Review Summary: A headfirst lunge toward classical music inspires Tori to her best effort since Choirgirl.
To say that
Night of Hunters is highly conceptual is no great shock; that's what Tori Amos does these days, be it the cross-country tour of
Scarlet's Walk, the gender-twisting
Strange Little Girls, or the split-personailty conceit of
American Doll Posse. It was more of a shock that
Abnormally Attracted to Sin didn't have a concept, if anything.
Yet for the first time since
Scarlet's Walk, the more you read about the concept and the recording process, the more interesting it becomes. It's the first time she's recorded everything acoustically? Couldn't care less. It's inspired by classical music? Okay, not too surprising - she's classically trained, after all. Her daughter appears on a couple of songs? Could be interesting. It's a set of variations on themes by composers including Chopin, Bach, Satie, Debussy, and Mendelssohn?

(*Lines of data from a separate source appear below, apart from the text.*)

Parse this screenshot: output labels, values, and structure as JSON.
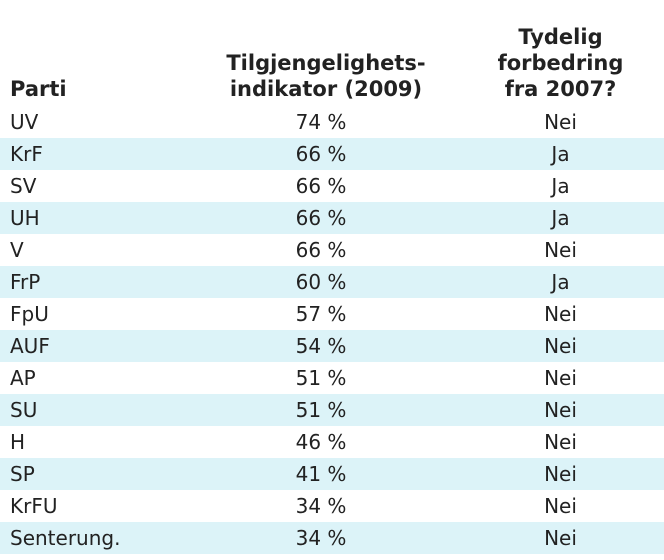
{
  "table": {
    "headers": [
      [
        "Parti"
      ],
      [
        "Tilgjengelighets-",
        "indikator (2009)"
      ],
      [
        "Tydelig",
        "forbedring",
        "fra 2007?"
      ]
    ],
    "rows": [
      [
        "UV",
        "74 %",
        "Nei"
      ],
      [
        "KrF",
        "66 %",
        "Ja"
      ],
      [
        "SV",
        "66 %",
        "Ja"
      ],
      [
        "UH",
        "66 %",
        "Ja"
      ],
      [
        "V",
        "66 %",
        "Nei"
      ],
      [
        "FrP",
        "60 %",
        "Ja"
      ],
      [
        "FpU",
        "57 %",
        "Nei"
      ],
      [
        "AUF",
        "54 %",
        "Nei"
      ],
      [
        "AP",
        "51 %",
        "Nei"
      ],
      [
        "SU",
        "51 %",
        "Nei"
      ],
      [
        "H",
        "46 %",
        "Nei"
      ],
      [
        "SP",
        "41 %",
        "Nei"
      ],
      [
        "KrFU",
        "34 %",
        "Nei"
      ],
      [
        "Senterung.",
        "34 %",
        "Nei"
      ]
    ]
  }
}
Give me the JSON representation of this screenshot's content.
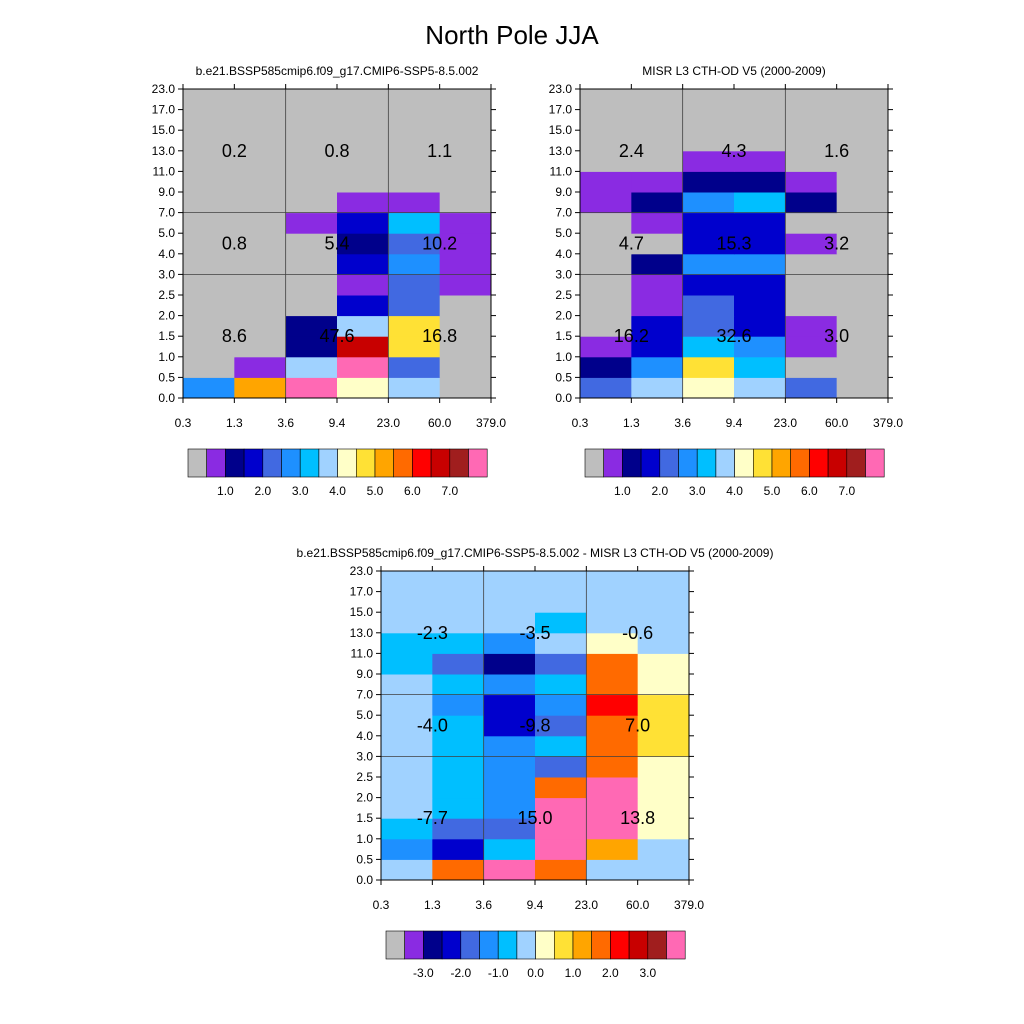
{
  "title": "North Pole JJA",
  "palettes": {
    "absolute": [
      "#bebebe",
      "#8a2be2",
      "#00008b",
      "#0000cd",
      "#4169e1",
      "#1e90ff",
      "#00bfff",
      "#a0d2ff",
      "#ffffc8",
      "#ffe135",
      "#ffa500",
      "#ff6a00",
      "#ff0000",
      "#c80000",
      "#a01e1e",
      "#ff69b4"
    ],
    "difference": [
      "#bebebe",
      "#8a2be2",
      "#00008b",
      "#0000cd",
      "#4169e1",
      "#1e90ff",
      "#00bfff",
      "#a0d2ff",
      "#ffffc8",
      "#ffe135",
      "#ffa500",
      "#ff6a00",
      "#ff0000",
      "#c80000",
      "#a01e1e",
      "#ff69b4"
    ]
  },
  "chart_data": [
    {
      "type": "heatmap",
      "title": "b.e21.BSSP585cmip6.f09_g17.CMIP6-SSP5-8.5.002",
      "x_ticks": [
        "0.3",
        "1.3",
        "3.6",
        "9.4",
        "23.0",
        "60.0",
        "379.0"
      ],
      "y_ticks": [
        "0.0",
        "0.5",
        "1.0",
        "1.5",
        "2.0",
        "2.5",
        "3.0",
        "4.0",
        "5.0",
        "7.0",
        "9.0",
        "11.0",
        "13.0",
        "15.0",
        "17.0",
        "23.0"
      ],
      "palette": "absolute",
      "grid": [
        [
          5,
          10,
          15,
          8,
          7,
          0
        ],
        [
          0,
          1,
          7,
          15,
          4,
          0
        ],
        [
          0,
          0,
          2,
          13,
          9,
          0
        ],
        [
          0,
          0,
          2,
          7,
          9,
          0
        ],
        [
          0,
          0,
          0,
          3,
          4,
          0
        ],
        [
          0,
          0,
          0,
          1,
          4,
          1
        ],
        [
          0,
          0,
          0,
          3,
          5,
          1
        ],
        [
          0,
          0,
          0,
          2,
          4,
          1
        ],
        [
          0,
          0,
          1,
          3,
          6,
          1
        ],
        [
          0,
          0,
          0,
          1,
          1,
          0
        ],
        [
          0,
          0,
          0,
          0,
          0,
          0
        ],
        [
          0,
          0,
          0,
          0,
          0,
          0
        ],
        [
          0,
          0,
          0,
          0,
          0,
          0
        ],
        [
          0,
          0,
          0,
          0,
          0,
          0
        ],
        [
          0,
          0,
          0,
          0,
          0,
          0
        ]
      ],
      "block_values": [
        [
          "8.6",
          "47.6",
          "16.8"
        ],
        [
          "0.8",
          "5.4",
          "10.2"
        ],
        [
          "0.2",
          "0.8",
          "1.1"
        ]
      ],
      "colorbar_labels": [
        "1.0",
        "2.0",
        "3.0",
        "4.0",
        "5.0",
        "6.0",
        "7.0"
      ]
    },
    {
      "type": "heatmap",
      "title": "MISR L3 CTH-OD V5 (2000-2009)",
      "x_ticks": [
        "0.3",
        "1.3",
        "3.6",
        "9.4",
        "23.0",
        "60.0",
        "379.0"
      ],
      "y_ticks": [
        "0.0",
        "0.5",
        "1.0",
        "1.5",
        "2.0",
        "2.5",
        "3.0",
        "4.0",
        "5.0",
        "7.0",
        "9.0",
        "11.0",
        "13.0",
        "15.0",
        "17.0",
        "23.0"
      ],
      "palette": "absolute",
      "grid": [
        [
          4,
          7,
          8,
          7,
          4,
          0
        ],
        [
          2,
          5,
          9,
          6,
          0,
          0
        ],
        [
          1,
          3,
          6,
          5,
          1,
          0
        ],
        [
          0,
          3,
          4,
          3,
          1,
          0
        ],
        [
          0,
          1,
          4,
          3,
          0,
          0
        ],
        [
          0,
          1,
          3,
          3,
          0,
          0
        ],
        [
          0,
          2,
          5,
          5,
          0,
          0
        ],
        [
          0,
          0,
          3,
          3,
          1,
          0
        ],
        [
          0,
          1,
          3,
          3,
          0,
          0
        ],
        [
          1,
          2,
          5,
          6,
          2,
          0
        ],
        [
          1,
          1,
          2,
          2,
          1,
          0
        ],
        [
          0,
          0,
          1,
          1,
          0,
          0
        ],
        [
          0,
          0,
          0,
          0,
          0,
          0
        ],
        [
          0,
          0,
          0,
          0,
          0,
          0
        ],
        [
          0,
          0,
          0,
          0,
          0,
          0
        ]
      ],
      "block_values": [
        [
          "16.2",
          "32.6",
          "3.0"
        ],
        [
          "4.7",
          "15.3",
          "3.2"
        ],
        [
          "2.4",
          "4.3",
          "1.6"
        ]
      ],
      "colorbar_labels": [
        "1.0",
        "2.0",
        "3.0",
        "4.0",
        "5.0",
        "6.0",
        "7.0"
      ]
    },
    {
      "type": "heatmap",
      "title": "b.e21.BSSP585cmip6.f09_g17.CMIP6-SSP5-8.5.002 - MISR L3 CTH-OD V5 (2000-2009)",
      "x_ticks": [
        "0.3",
        "1.3",
        "3.6",
        "9.4",
        "23.0",
        "60.0",
        "379.0"
      ],
      "y_ticks": [
        "0.0",
        "0.5",
        "1.0",
        "1.5",
        "2.0",
        "2.5",
        "3.0",
        "4.0",
        "5.0",
        "7.0",
        "9.0",
        "11.0",
        "13.0",
        "15.0",
        "17.0",
        "23.0"
      ],
      "palette": "difference",
      "grid": [
        [
          7,
          11,
          15,
          11,
          7,
          7
        ],
        [
          5,
          3,
          6,
          15,
          10,
          7
        ],
        [
          6,
          4,
          4,
          15,
          15,
          8
        ],
        [
          7,
          6,
          5,
          15,
          15,
          8
        ],
        [
          7,
          6,
          5,
          11,
          15,
          8
        ],
        [
          7,
          6,
          5,
          4,
          11,
          8
        ],
        [
          7,
          6,
          5,
          6,
          11,
          9
        ],
        [
          7,
          6,
          3,
          4,
          11,
          9
        ],
        [
          7,
          5,
          3,
          5,
          12,
          9
        ],
        [
          7,
          6,
          5,
          6,
          11,
          8
        ],
        [
          6,
          4,
          2,
          4,
          11,
          8
        ],
        [
          6,
          6,
          5,
          7,
          8,
          7
        ],
        [
          7,
          7,
          7,
          6,
          7,
          7
        ],
        [
          7,
          7,
          7,
          7,
          7,
          7
        ],
        [
          7,
          7,
          7,
          7,
          7,
          7
        ]
      ],
      "block_values": [
        [
          "-7.7",
          "15.0",
          "13.8"
        ],
        [
          "-4.0",
          "-9.8",
          "7.0"
        ],
        [
          "-2.3",
          "-3.5",
          "-0.6"
        ]
      ],
      "colorbar_labels": [
        "-3.0",
        "-2.0",
        "-1.0",
        "0.0",
        "1.0",
        "2.0",
        "3.0"
      ]
    }
  ]
}
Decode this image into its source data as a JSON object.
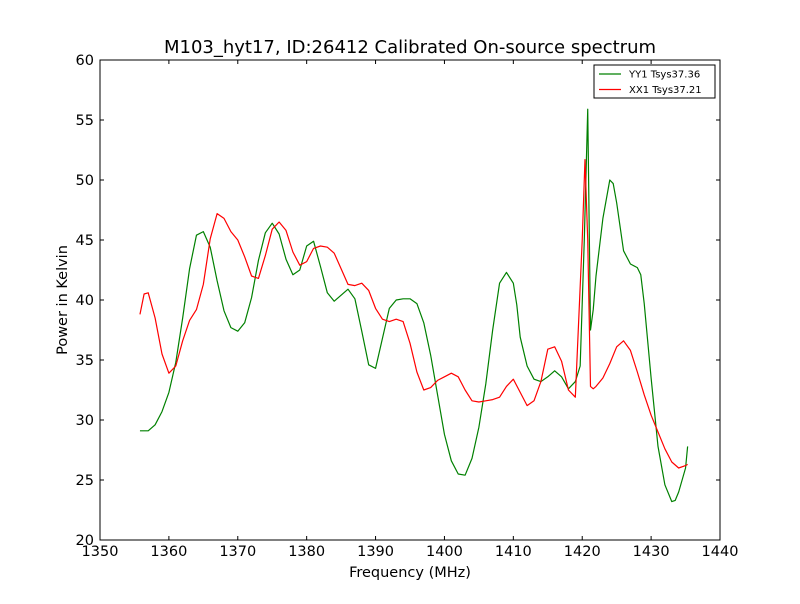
{
  "chart_data": {
    "type": "line",
    "title": "M103_hyt17, ID:26412 Calibrated On-source spectrum",
    "xlabel": "Frequency (MHz)",
    "ylabel": "Power in Kelvin",
    "xlim": [
      1350,
      1440
    ],
    "ylim": [
      20,
      60
    ],
    "xticks": [
      1350,
      1360,
      1370,
      1380,
      1390,
      1400,
      1410,
      1420,
      1430,
      1440
    ],
    "yticks": [
      20,
      25,
      30,
      35,
      40,
      45,
      50,
      55,
      60
    ],
    "grid": false,
    "legend_position": "top-right",
    "series": [
      {
        "name": "YY1 Tsys37.36",
        "color": "#008000",
        "x": [
          1355.8,
          1357,
          1358,
          1359,
          1360,
          1361,
          1362,
          1363,
          1364,
          1365,
          1366,
          1367,
          1368,
          1369,
          1370,
          1371,
          1372,
          1373,
          1374,
          1375,
          1376,
          1377,
          1378,
          1379,
          1380,
          1381,
          1382,
          1383,
          1384,
          1385,
          1386,
          1387,
          1388,
          1389,
          1390,
          1391,
          1392,
          1393,
          1394,
          1395,
          1396,
          1397,
          1398,
          1399,
          1400,
          1401,
          1402,
          1403,
          1404,
          1405,
          1406,
          1407,
          1408,
          1409,
          1410,
          1410.5,
          1411,
          1412,
          1413,
          1414,
          1415,
          1416,
          1417,
          1418,
          1419,
          1419.7,
          1420.3,
          1420.8,
          1421.2,
          1421.6,
          1422,
          1423,
          1424,
          1424.5,
          1425,
          1426,
          1427,
          1428,
          1428.5,
          1429,
          1430,
          1431,
          1432,
          1433,
          1433.5,
          1434,
          1435,
          1435.3
        ],
        "y": [
          29.1,
          29.1,
          29.6,
          30.7,
          32.3,
          34.8,
          38.5,
          42.6,
          45.4,
          45.7,
          44.4,
          41.6,
          39.1,
          37.7,
          37.4,
          38.1,
          40.2,
          43.3,
          45.6,
          46.4,
          45.5,
          43.4,
          42.1,
          42.5,
          44.5,
          44.9,
          42.8,
          40.6,
          39.9,
          40.4,
          40.9,
          40.1,
          37.4,
          34.6,
          34.3,
          36.8,
          39.3,
          40.0,
          40.1,
          40.1,
          39.7,
          38.1,
          35.4,
          32.1,
          28.8,
          26.6,
          25.5,
          25.4,
          26.8,
          29.4,
          33.0,
          37.5,
          41.4,
          42.3,
          41.4,
          39.6,
          36.9,
          34.5,
          33.4,
          33.2,
          33.6,
          34.1,
          33.6,
          32.6,
          33.2,
          34.5,
          45.0,
          55.9,
          37.5,
          39.2,
          42.0,
          46.8,
          50.0,
          49.7,
          48.1,
          44.1,
          43.0,
          42.7,
          42.1,
          39.7,
          33.5,
          27.8,
          24.6,
          23.2,
          23.3,
          24.0,
          26.0,
          27.8
        ]
      },
      {
        "name": "XX1 Tsys37.21",
        "color": "#ff0000",
        "x": [
          1355.8,
          1356.4,
          1357,
          1358,
          1359,
          1360,
          1361,
          1362,
          1363,
          1364,
          1365,
          1366,
          1367,
          1368,
          1369,
          1370,
          1371,
          1372,
          1373,
          1374,
          1375,
          1376,
          1377,
          1378,
          1379,
          1380,
          1381,
          1382,
          1383,
          1384,
          1385,
          1386,
          1387,
          1388,
          1389,
          1390,
          1391,
          1392,
          1393,
          1394,
          1395,
          1396,
          1397,
          1398,
          1399,
          1400,
          1401,
          1402,
          1403,
          1404,
          1405,
          1406,
          1407,
          1408,
          1409,
          1410,
          1411,
          1412,
          1413,
          1414,
          1415,
          1416,
          1417,
          1418,
          1419,
          1420,
          1420.4,
          1420.8,
          1421.2,
          1421.6,
          1422,
          1423,
          1424,
          1425,
          1426,
          1427,
          1428,
          1429,
          1430,
          1431,
          1432,
          1433,
          1434,
          1435,
          1435.3
        ],
        "y": [
          38.8,
          40.5,
          40.6,
          38.5,
          35.5,
          33.9,
          34.5,
          36.6,
          38.3,
          39.2,
          41.3,
          45.1,
          47.2,
          46.8,
          45.7,
          45.0,
          43.6,
          42.0,
          41.8,
          43.7,
          45.9,
          46.5,
          45.8,
          44.0,
          42.9,
          43.2,
          44.3,
          44.5,
          44.4,
          43.9,
          42.6,
          41.3,
          41.2,
          41.4,
          40.8,
          39.3,
          38.4,
          38.2,
          38.4,
          38.2,
          36.4,
          34.0,
          32.5,
          32.7,
          33.3,
          33.6,
          33.9,
          33.6,
          32.5,
          31.6,
          31.5,
          31.6,
          31.7,
          31.9,
          32.8,
          33.4,
          32.3,
          31.2,
          31.6,
          33.2,
          35.9,
          36.1,
          34.9,
          32.5,
          31.9,
          45.0,
          51.7,
          45.0,
          32.8,
          32.6,
          32.8,
          33.5,
          34.7,
          36.1,
          36.6,
          35.8,
          34.0,
          32.1,
          30.4,
          29.0,
          27.6,
          26.5,
          26.0,
          26.2,
          26.3
        ]
      }
    ]
  }
}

Definitely interesting. It's being released on Deutsche Grammophon, an honest-to-goodness classical label? Whoa,
really? They've given her access to world-renowned orchestras, producers, soloists, and conductors from the classical world? Nice!
If that all sounds fascinating and exciting to you (and it certainly did to me), you'll be glad to know that
Night of Hunters sounds almost exactly like you've just imagined it, and it's her best album since
From the Choirgirl Hotel.
The first thing you'll notice about
Night of Hunters is that it sounds beautiful. The experience of the producers and instrumentalists working here is immediately evident, because everything played with great sensitivity and put together in the mix in a way that allows each instrument its own space. Were it not for Tori's voice, it could easily pass for the kind of chamber music Deutsche Grammophon normally trades in. Tori responds to this in kind, with some of the most subtle, tender playing and singing of her career. It's a palpably 'warm' album, in more ways than one.
Similarly impressive is the way Tori treats her source material. The range of it alone is worth applauding - there are famous works by household names like Bach's
Prelude in C minor (""Seven Sisters"), Debussy's
The Girl with the Flaxen Hair ("Carry") and Chopin's
Nocturne no. 9 ("Cactus Practice") rubbing shoulders with more obscure works by Charles-Valentin Alkan and Enrique Granados (who appears twice). Similarly, the list ranges from the Baroque era (Domenico Scarlatti's
Sonata in F minor) to late Romanticism (Erik Satie's
Gnossienne no. 1). Yet, for all the variety, Tori has carved out an album that feels like a self-contained work, and that arguably flows more naturally as an album than anything she's ever recorded - and she's done it while respecting her source material, leaving each piece recognisable as a variation, but also making them recognisably Tori.
Perhaps the success of this album is to be expected. She's always been a great interpreter of song, with several of her covers of songs by acts as disparate as Nirvana, Eminem, Bill Withers, and Slayer remaining firm fan favourites. That she has been so successful in transferring that ability from the world of popular music to the world of classical music is certainly to be applauded, but she'd given us plenty of clues that she'd be able to pull it off. Still,
Night of Hunters feels refreshing, unique, and utterly lovely; it's another great success in a career that has quite a few of them.